Provide some highlights from your previous acting career.

I liked to think of myself as a Shakespearean scholar who preferred a stage to a classroom. Performance was a laboratory in which I and my ensemble-mates could interrogate classical text and use the audience and one another to test our ideas about language and stagecraft. The highlights of my previous work always involved tearing apart Shakespeare’s plays line-by-line, arguing (heatedly) with fellow actors about scansion and rhetoric, and engaging with audience members after performances – particularly young folks seeing their first play.

What was your favorite performance and why?

I got to play some killer roles, but the one that stands out as a personal favorite was Roderigo in Othello. I love Shakespeare’s fools, and I love that fool especially because he’s a fool and a villain, and Shakespeare implicates you in the tragedy of it all by making you feel for the poor idiot while he does it. Plus, I had an awesome death scene.

Why law school?

I love language and I love character. I wanted to do something that required me to bang my head repeatedly against words, words, words, but also something that rated empathy and respect for others above all else. I had a feeling switching from Shakespeare to statutes and common law wouldn’t feel like such a drastic pivot. I was right. They all make you want to simultaneously pull your hair out and drop to your knees in awe.
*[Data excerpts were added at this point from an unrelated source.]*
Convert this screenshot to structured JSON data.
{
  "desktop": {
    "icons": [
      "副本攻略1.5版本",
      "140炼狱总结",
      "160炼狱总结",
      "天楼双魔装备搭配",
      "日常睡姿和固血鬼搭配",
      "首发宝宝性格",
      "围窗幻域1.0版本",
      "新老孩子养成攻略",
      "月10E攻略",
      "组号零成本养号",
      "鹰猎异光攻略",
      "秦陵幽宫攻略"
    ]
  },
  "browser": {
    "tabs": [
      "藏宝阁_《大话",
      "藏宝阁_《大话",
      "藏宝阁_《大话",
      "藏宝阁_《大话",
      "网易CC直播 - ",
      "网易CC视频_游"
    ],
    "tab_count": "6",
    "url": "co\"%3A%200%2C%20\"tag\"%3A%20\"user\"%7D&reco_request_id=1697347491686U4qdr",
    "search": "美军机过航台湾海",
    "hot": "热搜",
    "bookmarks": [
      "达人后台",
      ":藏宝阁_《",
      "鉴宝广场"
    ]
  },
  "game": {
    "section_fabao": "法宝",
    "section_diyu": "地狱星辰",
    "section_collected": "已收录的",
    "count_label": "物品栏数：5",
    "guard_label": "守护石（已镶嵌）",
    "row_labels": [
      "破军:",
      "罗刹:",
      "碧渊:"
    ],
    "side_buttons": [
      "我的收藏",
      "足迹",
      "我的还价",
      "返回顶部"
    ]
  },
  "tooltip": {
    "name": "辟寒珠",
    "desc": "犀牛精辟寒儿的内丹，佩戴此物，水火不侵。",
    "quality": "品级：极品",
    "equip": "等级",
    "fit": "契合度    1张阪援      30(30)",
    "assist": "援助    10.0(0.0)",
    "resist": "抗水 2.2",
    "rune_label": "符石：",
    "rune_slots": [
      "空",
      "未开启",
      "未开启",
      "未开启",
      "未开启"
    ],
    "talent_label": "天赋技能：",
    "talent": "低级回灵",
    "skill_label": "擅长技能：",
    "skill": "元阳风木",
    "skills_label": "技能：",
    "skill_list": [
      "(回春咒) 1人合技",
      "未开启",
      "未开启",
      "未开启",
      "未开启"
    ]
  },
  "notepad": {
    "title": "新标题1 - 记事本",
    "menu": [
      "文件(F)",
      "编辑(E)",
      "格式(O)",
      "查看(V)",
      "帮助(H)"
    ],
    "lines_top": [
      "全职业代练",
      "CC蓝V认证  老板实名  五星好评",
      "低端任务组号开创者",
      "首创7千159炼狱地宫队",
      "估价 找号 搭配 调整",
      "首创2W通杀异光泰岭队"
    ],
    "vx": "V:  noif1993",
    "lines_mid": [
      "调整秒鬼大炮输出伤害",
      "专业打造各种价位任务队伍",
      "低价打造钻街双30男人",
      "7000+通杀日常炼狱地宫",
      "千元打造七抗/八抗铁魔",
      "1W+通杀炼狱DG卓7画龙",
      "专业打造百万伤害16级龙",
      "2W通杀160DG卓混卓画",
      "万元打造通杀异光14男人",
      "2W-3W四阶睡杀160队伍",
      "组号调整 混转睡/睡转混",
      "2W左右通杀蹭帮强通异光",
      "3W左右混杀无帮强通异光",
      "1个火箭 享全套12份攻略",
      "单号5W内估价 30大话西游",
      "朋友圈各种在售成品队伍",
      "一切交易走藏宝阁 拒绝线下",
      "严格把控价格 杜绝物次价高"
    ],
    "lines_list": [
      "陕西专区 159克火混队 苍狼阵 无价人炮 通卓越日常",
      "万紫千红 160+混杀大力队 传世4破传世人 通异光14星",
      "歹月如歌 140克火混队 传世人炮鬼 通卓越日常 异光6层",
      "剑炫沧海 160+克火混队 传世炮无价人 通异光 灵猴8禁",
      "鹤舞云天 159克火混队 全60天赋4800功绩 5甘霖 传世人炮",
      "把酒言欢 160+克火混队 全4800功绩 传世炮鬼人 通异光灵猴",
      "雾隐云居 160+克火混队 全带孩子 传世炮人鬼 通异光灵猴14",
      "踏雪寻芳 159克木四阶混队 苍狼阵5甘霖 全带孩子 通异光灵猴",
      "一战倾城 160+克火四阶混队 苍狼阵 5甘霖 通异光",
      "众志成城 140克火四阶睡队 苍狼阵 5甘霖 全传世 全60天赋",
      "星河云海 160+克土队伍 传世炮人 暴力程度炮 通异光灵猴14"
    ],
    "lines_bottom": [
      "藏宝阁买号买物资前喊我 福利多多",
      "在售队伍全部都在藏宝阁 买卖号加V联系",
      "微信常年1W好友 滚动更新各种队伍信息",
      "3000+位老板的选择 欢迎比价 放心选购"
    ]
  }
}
What was your main reason for choosing W&L Law?

Oh, it has always been W&L Law for me. Last fall, I registered for the LSAT and as soon as I emerged out of the requisite panic attack that followed, I scheduled a visit to W&L Law. It took approximately 20 minutes of sitting in on an Immigration Law class to sell me heart and soul on this place. I cannot believe I’m fortunate enough to be a member of this cohort.

How has your past work experience prepared you for law school?

Every day I identify some new way in which my time in theater has prepared me for law school. I think the one family and friends jump to most is that I’m comfortable speaking and performing in public (of course, it’s a touch different when you do not have your lines written neatly for you in iambic pentameter to memorize ahead of time). But I would point to one element of my experience as a Shakespearean actor as what I rely on the most as a law student: you can’t be afraid to fail.

I hate being wrong. I mean, it’s the worst. Ugh, that roiling feeling in your gut when you are either grasping for an answer that won’t come, or worse, triumphantly spewing one out only to find you are so far in the weeds you don’t even see the grass anymore? As an actor, the greatest moments of growth during rehearsal and performance come from when you fall totally flat on your face. The falling on your face part stinks, sure, but it’s just a flesh wound. You’ll get over it. The risk you took is what matters. And you know that particular shot in the dark didn’t hit so you won’t do it again. You’ll try something new, same risk of face-planting, but you know what face-planting feels like already so it’s not as scary anymore. Eventually, you’ll throw paint at the wall and see something resembling truth versus chaotic splatter (which has its place – Jackson Pollock proved that) and voila! There’s your payoff. Being an actor didn’t render me immune to the gut-roil and the endless playback of shame following a moment of exquisite failure. I don’t have a tougher skin or a higher pain tolerance for it. I just know to keep throwing paint at the wall. And I try – in the midst of the soul-crushing slow-motion replay – to be grateful for the opportunity to embrace humility in the face of something incomprehensibly bigger than myself. It’s not supposed to be easy—it wouldn’t be worth if it was. But, oh, how I love showing up to class ready and grateful to fail. Feels like a pretty worthy mantle to put on your shoulders, taking up the legacy of all those failures made and failures to come in an effort to create a better standard by which to live and treat others. Wouldn’t it be silly to expect not to contribute some epic failures of your own? I, for one, am happy(ish) to oblige.